WHITE PLAINS, N.Y. — Mother Nature is influencing the future ofone of Westchester County Airport ‘s most important strips of runway. On the 29 approach end of the strip — the end closest to Greenwichand the New York/Connecticut border — trees on the Greenwich sidehave grown too high over the years, forcing pilots to land fartherdown the runway, said Peter Scherrer , the airport’s manager. “The trees are growing in Greenwich. We can’t cut the trees inGreenwich,” he said, adding that officials would need the consentof land owners in Greenwich to trim the growth.
Runway 11/29 — one of only two at the airport — will continue toshrink and cause congestion and other problems unless action istaken, Scherrer said during Westchester Aviation Association ‘s breakfast meeting at the airport’s Skytop Restaurant Mondaymorning. Compounding the issue is a 300-foot safety area that will have tobe included at the opposite end of 11/29 by 2015, when agrandfathered-in allowance for the runway expires, Scherrer said. Both factors amount to what is a shortening of the usable length ofrunway 11/29, which is favored by small planes like Cessna 172s,particularly during stiff cross-winds, he said. “If we lose 11/29, during heavy winds there will be planes thatwon’t be able to land at this airport,” he said. “It’s a vitalpiece for this airport.” The fight over the trees dates back more than 20 years, whenWestchester County sued the town of Greenwich, the state, andseveral landowners — including Convent of the Sacred Heart — tocut the trees, but lost the lawsuit.

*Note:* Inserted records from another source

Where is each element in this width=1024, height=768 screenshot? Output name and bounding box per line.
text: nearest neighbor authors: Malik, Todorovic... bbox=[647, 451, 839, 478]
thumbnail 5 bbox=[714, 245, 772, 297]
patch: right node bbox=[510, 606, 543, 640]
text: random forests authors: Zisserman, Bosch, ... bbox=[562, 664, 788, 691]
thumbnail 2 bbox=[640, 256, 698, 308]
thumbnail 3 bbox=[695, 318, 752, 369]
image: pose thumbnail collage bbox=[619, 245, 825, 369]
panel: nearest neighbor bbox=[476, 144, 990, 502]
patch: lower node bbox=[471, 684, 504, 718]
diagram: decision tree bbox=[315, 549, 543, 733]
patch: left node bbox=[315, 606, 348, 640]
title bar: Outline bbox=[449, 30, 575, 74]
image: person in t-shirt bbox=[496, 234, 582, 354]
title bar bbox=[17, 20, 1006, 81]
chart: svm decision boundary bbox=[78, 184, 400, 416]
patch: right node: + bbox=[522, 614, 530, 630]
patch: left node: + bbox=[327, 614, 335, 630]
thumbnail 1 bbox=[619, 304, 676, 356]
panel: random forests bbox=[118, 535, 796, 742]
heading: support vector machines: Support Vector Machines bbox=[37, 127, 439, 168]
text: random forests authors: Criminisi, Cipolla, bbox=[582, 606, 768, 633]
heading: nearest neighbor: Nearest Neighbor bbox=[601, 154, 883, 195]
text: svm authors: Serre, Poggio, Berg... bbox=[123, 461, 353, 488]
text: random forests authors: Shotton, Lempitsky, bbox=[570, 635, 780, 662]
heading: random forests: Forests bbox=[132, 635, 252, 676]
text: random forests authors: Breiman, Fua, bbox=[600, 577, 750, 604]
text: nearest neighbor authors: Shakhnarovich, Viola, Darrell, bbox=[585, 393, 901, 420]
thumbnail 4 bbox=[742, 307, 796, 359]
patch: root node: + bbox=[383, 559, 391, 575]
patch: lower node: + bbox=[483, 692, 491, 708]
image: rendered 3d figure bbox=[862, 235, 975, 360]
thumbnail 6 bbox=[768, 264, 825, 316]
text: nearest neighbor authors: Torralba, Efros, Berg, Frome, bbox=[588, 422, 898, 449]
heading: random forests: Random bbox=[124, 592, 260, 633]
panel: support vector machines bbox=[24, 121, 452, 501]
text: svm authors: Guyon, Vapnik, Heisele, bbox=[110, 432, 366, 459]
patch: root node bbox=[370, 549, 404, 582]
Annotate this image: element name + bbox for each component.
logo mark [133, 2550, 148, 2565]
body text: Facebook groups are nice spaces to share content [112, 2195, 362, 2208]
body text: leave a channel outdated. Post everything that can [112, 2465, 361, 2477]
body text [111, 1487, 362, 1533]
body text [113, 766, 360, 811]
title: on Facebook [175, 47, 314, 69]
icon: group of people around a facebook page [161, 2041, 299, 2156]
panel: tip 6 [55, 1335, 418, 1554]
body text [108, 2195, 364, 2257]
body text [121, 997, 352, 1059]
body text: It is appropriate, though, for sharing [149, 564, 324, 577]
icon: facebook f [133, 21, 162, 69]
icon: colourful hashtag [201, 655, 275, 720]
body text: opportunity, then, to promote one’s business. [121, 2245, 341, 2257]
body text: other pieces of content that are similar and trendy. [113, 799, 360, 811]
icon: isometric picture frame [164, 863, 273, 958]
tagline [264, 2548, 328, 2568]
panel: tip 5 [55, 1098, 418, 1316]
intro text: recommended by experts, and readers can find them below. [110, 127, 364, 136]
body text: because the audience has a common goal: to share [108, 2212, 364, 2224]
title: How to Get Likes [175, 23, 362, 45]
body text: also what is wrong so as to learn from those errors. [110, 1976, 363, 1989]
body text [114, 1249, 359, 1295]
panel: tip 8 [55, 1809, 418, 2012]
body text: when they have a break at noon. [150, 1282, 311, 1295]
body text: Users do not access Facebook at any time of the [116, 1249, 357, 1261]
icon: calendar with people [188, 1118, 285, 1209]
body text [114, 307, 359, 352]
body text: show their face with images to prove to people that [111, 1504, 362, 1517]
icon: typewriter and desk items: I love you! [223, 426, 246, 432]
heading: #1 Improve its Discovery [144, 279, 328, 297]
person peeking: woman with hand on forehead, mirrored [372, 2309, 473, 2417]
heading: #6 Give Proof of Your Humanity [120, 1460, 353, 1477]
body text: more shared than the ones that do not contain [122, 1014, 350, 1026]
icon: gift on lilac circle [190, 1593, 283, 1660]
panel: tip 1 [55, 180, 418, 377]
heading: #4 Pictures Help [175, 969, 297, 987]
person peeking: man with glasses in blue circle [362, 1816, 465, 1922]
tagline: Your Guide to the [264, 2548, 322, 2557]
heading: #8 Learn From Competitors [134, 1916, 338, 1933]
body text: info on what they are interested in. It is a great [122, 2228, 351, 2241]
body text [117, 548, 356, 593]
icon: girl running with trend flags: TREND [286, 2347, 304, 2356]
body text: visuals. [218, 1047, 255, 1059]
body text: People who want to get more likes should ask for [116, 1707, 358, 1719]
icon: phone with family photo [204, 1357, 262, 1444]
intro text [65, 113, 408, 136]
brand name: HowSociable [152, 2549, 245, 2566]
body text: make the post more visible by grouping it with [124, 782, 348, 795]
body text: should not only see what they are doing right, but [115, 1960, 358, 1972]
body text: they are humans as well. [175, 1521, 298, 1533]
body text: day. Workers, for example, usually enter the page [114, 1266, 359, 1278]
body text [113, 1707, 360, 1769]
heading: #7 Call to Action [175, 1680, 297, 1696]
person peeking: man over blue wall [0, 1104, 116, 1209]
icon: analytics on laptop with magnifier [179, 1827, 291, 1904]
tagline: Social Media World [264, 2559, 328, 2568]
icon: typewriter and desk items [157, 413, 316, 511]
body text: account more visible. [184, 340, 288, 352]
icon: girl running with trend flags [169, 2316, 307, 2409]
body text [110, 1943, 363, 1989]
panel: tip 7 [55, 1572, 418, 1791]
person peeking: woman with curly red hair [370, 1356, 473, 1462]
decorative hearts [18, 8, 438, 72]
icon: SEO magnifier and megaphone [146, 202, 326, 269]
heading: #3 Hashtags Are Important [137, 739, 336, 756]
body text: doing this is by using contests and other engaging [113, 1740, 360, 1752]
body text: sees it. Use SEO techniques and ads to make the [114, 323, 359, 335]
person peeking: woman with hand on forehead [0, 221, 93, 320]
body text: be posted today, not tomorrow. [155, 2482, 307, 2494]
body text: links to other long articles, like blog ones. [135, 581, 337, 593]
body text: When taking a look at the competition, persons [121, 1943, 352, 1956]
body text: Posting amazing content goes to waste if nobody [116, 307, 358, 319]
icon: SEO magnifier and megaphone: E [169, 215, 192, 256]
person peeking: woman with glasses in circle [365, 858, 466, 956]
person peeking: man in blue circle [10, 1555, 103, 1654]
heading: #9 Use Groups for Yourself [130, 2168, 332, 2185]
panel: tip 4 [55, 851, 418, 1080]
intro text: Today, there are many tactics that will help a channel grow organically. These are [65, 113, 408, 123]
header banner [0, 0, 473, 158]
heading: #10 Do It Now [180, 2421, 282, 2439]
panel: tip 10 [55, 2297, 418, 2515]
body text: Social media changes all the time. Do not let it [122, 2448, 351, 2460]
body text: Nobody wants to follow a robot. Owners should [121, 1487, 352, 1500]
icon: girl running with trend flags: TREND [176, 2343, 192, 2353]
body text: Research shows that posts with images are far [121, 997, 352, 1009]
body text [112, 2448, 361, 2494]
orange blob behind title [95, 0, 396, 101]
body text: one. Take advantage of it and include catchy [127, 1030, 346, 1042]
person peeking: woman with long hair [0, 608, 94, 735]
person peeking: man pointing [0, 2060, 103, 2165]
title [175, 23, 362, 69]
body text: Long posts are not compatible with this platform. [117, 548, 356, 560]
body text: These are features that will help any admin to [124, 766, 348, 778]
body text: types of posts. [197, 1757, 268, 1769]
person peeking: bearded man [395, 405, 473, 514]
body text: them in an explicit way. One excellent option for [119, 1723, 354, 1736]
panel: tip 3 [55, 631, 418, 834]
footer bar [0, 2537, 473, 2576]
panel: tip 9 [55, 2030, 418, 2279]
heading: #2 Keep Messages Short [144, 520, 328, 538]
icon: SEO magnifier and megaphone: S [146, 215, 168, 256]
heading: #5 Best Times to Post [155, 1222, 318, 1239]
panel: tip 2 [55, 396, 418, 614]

Airport officials displacedthe runway 1,296 feet to its present location to accommodate treegrowth, Scherrer said. John Johnston, president of Westchester Aviation Association, saidpilots of smaller planes will fly out of other airports, such asthose in Danbury and Oxford, if 11/29 continues to be affected.Losing the runway entirely would contribute to congestion and noiseat the airport, he said. “The economic impact, I think, would be horrendous,” he said. Scherrer said the 4,451-foot airstrip is a necessity for thefacility. “We’re trying to keep what we currently have so the airportoperates efficiently,” he said. Hydroponic Led Grow Lights
A $350,000 feasibility study by McFarland Johnson — the results of which are due this summer — will help firm upthe future of 11/29, which bisects the airport’s other strip,16/34, Scherrer said. “They’re looking at realigning it,” he said of 11/29, adding thatairport officials hope noise mitigation and reduced congestion areby-products of addressing the runway’s needs. John Lucarelli, a Westchester County Airport liaison andRepresentative Town Meeting member from District 10, said noisefrom aircraft is an ongoing concern for Greenwich residents nearby. Helicopter use seems to be the main culprit for offensive noise, hesaid. Outdoor Led Flood Light Bulbs Manufacturer
“They seem to be, in my opinion, the major offenders lately,” hesaid. Though airport officials do a good job of logging complaints,Lucarelli would like to see better aviator education and actionagainst offenders, he said. “There’s always room for improvement,” he said. Bruce Dixon, a former pilot and co-chairman of Greenwich’s Advisory Committee on Airport Noise , said most of the planes taking off from the airport that headeast over Greenwich are smaller, general-aviation aircraft. Many residents’ complaints involving noise are related to transientaircraft — planes that aren’t based out of the airport — butairport officials have shown they are sensitive to the noise issue,he said. Flexible LED Strip Lights Manufacturer
Though Dixon would have liked more details about the future of11/29 at Monday’s meeting, he will patiently await the study’sfindings. Realigning the runway too far toward runway 16/34 could cause it tolose its smooth air path in stiff cross-winds, he said. “I think it will be very interesting to see what this study shows,”he said. Patty Chemka, deputy commissioner of public works andtransportation for Westchester County, said officials wanted the11/29 study completed before they undertake a master plan for theairport. “The trees are going to keep growing,” she said.